5.3.1 Evaluation of Mobile Local Search
The process of acquiring relevance judgments to evaluate mobile local search is a challenging problem. First, the Cranfield-style evaluation that has been used in the evaluation of many traditional information retrieval and search tasks  would not work here, since the relevance judgments in mobile local search are particularly dependent on the search context, e.g., location of the user [209,248]. Second, asking users to make explicit relevance judgments can be very costly because it is necessary to cover a diverse set of queries in different contexts. Third, although Joachims et al. have developed methods for extracting relative relevance judgments from user clickthrough data in general Web searches , it is unclear whether these methods also work for mobile local search where the position bias of clickthrough and the interpretation of clickthrough could be different from general Web search. For example, Ghose et al.  have shown that search results that appear at top positions are more likely to be clicked in mobile searches than in Web searches.
In addition, a recent work  reports that mobile searches are often not to satisfy a specific information need but rather to kill time (e.g., waiting for the bus) or to satisfy curiosity. In such “casual” search scenarios, finding the relevant answer to a given query and ranking that answer as high as possible may not be the main goals . This suggests that the measure of success of a casual search process should intuitively also be based on how users enjoy the search process, posing another challenge in the evaluation of mobile local search. These challenges make the evaluation of mobile local search still an open problem.

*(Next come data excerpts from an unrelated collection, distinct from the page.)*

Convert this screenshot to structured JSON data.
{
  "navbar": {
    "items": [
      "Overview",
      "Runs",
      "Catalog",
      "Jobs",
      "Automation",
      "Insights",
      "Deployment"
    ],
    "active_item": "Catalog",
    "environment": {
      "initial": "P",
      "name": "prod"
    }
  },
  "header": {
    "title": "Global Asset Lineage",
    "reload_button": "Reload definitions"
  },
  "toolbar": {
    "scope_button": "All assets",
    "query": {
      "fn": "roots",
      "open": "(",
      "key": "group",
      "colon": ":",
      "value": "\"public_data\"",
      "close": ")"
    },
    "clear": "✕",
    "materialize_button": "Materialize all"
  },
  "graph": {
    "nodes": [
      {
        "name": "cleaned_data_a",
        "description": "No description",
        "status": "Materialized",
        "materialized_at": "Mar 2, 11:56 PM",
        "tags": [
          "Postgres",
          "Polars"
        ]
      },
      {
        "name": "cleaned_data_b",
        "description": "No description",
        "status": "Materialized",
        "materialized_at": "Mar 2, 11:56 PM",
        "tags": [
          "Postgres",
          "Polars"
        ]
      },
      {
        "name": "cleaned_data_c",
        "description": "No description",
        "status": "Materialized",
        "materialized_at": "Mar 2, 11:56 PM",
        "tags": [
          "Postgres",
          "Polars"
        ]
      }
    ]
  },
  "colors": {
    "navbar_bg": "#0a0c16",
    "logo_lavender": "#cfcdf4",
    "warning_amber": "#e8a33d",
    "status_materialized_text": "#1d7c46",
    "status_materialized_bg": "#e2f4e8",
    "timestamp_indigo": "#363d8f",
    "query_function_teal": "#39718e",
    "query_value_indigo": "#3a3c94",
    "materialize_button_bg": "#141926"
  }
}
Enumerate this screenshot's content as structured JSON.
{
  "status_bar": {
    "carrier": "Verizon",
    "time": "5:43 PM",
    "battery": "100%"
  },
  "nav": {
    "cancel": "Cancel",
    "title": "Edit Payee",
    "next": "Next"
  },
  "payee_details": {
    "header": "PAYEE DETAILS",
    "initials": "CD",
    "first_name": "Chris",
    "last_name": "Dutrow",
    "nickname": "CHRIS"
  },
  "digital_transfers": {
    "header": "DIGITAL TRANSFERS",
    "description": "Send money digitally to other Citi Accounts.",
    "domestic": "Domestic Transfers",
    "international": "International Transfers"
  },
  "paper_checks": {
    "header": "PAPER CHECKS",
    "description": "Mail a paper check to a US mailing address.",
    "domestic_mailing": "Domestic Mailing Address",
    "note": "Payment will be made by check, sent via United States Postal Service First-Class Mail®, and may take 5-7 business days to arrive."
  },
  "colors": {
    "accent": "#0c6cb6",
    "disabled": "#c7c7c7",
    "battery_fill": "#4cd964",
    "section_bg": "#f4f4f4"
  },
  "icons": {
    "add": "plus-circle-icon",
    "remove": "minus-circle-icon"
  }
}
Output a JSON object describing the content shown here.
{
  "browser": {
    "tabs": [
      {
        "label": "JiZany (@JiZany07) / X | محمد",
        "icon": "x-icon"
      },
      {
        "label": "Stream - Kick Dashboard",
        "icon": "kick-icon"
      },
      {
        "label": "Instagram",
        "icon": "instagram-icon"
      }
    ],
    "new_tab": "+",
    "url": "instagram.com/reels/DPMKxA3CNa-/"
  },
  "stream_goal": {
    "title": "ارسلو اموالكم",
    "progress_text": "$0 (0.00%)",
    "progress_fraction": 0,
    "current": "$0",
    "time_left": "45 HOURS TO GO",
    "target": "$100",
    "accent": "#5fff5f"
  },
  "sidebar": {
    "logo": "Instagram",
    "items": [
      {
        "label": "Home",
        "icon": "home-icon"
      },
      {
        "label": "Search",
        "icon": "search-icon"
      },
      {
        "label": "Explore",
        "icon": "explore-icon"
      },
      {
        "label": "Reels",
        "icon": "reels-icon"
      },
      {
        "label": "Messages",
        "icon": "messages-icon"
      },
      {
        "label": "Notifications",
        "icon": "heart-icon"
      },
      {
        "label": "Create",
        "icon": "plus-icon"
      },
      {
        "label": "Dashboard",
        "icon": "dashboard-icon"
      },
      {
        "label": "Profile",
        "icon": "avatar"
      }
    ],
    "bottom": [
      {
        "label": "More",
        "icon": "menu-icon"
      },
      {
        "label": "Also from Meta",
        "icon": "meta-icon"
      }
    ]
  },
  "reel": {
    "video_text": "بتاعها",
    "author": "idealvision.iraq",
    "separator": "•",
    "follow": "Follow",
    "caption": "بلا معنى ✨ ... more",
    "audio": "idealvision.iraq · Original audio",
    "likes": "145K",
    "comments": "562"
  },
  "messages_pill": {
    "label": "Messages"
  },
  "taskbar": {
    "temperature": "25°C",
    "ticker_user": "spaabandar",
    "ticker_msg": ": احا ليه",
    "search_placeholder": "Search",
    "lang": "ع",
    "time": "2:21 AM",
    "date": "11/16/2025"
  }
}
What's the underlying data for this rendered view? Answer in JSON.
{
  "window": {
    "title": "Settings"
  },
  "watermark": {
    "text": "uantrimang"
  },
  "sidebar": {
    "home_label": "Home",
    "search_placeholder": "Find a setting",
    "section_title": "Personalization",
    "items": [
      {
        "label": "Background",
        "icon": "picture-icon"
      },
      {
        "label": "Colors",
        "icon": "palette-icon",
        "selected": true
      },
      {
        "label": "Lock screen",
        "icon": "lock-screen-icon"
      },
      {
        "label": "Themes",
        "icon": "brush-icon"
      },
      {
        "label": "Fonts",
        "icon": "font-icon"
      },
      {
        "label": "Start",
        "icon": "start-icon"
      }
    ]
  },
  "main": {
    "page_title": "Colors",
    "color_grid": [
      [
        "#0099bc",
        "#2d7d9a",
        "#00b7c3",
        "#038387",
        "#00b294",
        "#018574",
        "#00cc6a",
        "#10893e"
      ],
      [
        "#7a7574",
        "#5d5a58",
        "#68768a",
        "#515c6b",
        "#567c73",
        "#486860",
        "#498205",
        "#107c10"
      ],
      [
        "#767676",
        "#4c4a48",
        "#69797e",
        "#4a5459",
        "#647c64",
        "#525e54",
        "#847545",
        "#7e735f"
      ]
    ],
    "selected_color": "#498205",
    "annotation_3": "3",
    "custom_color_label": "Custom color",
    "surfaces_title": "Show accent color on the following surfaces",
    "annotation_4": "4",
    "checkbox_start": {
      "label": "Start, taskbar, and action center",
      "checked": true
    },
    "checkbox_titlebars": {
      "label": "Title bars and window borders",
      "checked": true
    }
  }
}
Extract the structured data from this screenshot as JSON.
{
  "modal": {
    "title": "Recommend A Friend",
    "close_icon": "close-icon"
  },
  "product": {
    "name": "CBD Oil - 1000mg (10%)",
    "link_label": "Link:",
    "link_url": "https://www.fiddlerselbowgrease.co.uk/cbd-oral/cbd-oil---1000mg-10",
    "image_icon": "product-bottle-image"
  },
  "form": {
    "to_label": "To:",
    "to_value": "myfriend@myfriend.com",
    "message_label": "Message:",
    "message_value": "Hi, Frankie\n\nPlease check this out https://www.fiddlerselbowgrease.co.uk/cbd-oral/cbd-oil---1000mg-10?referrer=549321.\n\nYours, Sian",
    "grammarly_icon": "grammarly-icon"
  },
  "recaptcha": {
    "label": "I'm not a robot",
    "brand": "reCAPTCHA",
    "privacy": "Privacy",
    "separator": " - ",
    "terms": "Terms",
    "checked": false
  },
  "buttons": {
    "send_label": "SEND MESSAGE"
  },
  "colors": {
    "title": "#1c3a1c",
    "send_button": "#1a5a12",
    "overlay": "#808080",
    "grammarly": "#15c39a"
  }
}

5.3.2 User Modeling and Personalized Search
Mobile local search is more “actionable” in the sense that mobile users often take an action (e.g., visiting a restaurant) as soon as they finish a local search session. Therefore, understanding the user’s personal preference is particularly important in terms of successfully answering a mobile local query. However, mobile local search logs are often seriously sparse because clickthrough is geographically distributed across locations, as we discussed in Section 5.2. On the other hand, users often bring their mobile devices wherever they visit, so mobile devices are capable of knowing more about a user than traditional PCs. This provides opportunities to go beyond search logs and build better user models for mobile local search based on rich user activities, but meanwhile it raises an interesting challenge: how to best utilize and integrate all the available information to build an optimal user model?
3 Although there are also navigational queries aiming at finding a specific business such as “Pizza Hut,” they are easily identified and processed and thus not considered in our work.